Saturday, June 11. Versailles! When I have written that one word I have said all. I ought to stop. Description is out of the question. Describe nine miles of painting! Describe visions of splendor and gorgeousness that cannot be examined in months! Suffice it to say that we walked from hall to hall until there was no more soul left within us. Then, late in the afternoon we drove away, about three miles, to the villa of M. Belloc, _directeur de l'Ecole Imperials de Dessein_. Madame Belloc has produced, assisted by her friend, Mademoiselle Montgolfier, the best French translation of Uncle Tom's Cabin. At this little family party we enjoyed ourselves exceedingly, in the heart of genuine domestic life. Two beautiful married daughters were there, with their husbands, and the household seemed complete. Madame B. speaks English well; and thus, with our limited French, we got on delightfully together. I soon discovered that I had been sinning against all law in admiring any thing at Versailles. They were all bad paintings. There might be one or two good paintings at the Luxembourg, and one or two good modern paintings at the Louvre - the Meduse, by Gericault, for example: (How I rejoiced that I had admired it!) But all the rest of the modern paintings M. Belloc declared, with an inimitable shrug, are poor paintings. There is nothing safely admirable, I find, but the old masters. All those battles of all famous French generals, from Charles Hartel to Napoleon, and the battles in Algiers, by Horace Yernet, are wholly to be snuffed at. In painting, as in theology, age is the criterion of merit. Yet Vernet's paintings, though decried by M. le Directeur, I admired, and told him so. Said I, in French as lawless as the sentiment, "Monsieur, I do not know the rules of painting, nor whether the picture is according to them or not; I only know that I like it."

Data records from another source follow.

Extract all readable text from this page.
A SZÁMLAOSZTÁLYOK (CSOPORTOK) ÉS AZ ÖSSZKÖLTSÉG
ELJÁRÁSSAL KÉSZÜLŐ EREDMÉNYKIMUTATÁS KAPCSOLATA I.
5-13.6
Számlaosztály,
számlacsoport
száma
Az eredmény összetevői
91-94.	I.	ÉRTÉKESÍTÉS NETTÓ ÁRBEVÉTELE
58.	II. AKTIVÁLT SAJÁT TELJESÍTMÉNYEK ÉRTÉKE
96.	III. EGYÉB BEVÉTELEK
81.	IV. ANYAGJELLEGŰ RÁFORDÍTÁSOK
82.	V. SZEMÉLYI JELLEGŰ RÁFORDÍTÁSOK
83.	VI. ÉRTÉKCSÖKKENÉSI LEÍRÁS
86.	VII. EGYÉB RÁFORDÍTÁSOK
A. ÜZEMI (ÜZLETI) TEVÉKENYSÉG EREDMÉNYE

But who shall describe the social charms of our dinner? All wedged together, as we were, in the snuggest little pigeon hole of a dining room, pretty little chattering children and all, whom papa held upon his knee and fed with bonbons, all the while impressing upon them the absolute necessity of their leaving the table! There the salad was mixed by acclamation, each member of the party adding a word of advice, and each, gayly laughing at the advice of the other. There a gay, red lobster was pulled in pieces among us, with infinite gout; and Madame Belloc pathetically expressed her fears that we did not like French cooking. She might have saved herself the trouble; for we take to it as naturally as ducks take to the water. And then, when we returned to the parlor, we resolved ourselves into a committee of the whole on coffee, which was concocted in a trim little hydrostatic engine of latest modern invention, before the faces of all. And so we right merrily spent the evening. H. discussed poetry and art with our kind hosts to her heart's content, and at a late hour we drove to the railroad, and returned to Paris.

LETTER XXXI.

MY DEAR L.: -

At last I have come into dreamland; into the lotus-eater's paradise; into the land where it is always afternoon. I am released from care; I am unknown, unknowing; I live in a house whose arrangements seem to me strange, old, and dreamy. In the heart of a great city I am as still as if in a convent; in the burning heats of summer our rooms are shadowy and cool as a cave. My time is all my own. I may at will lie on a sofa, and dreamily watch the play of the leaves and flowers, in the little garden into which my room opens; or I may go into the parlor adjoining, whence I hear the quick voices of my beautiful and vivacious young friends. You ought to see these girls. Emma might look like a Madonna, were it not for her wicked wit; and as to Anna and Lizzie, as they glance by me, now and then, I seem to think them a kind of sprite, or elf, made to inhabit shady old houses, just as twinkling harebells grow in old castles; and then the gracious mamma, who speaks French, or English, like a stream of silver - is she not, after all, the fairest of any of them?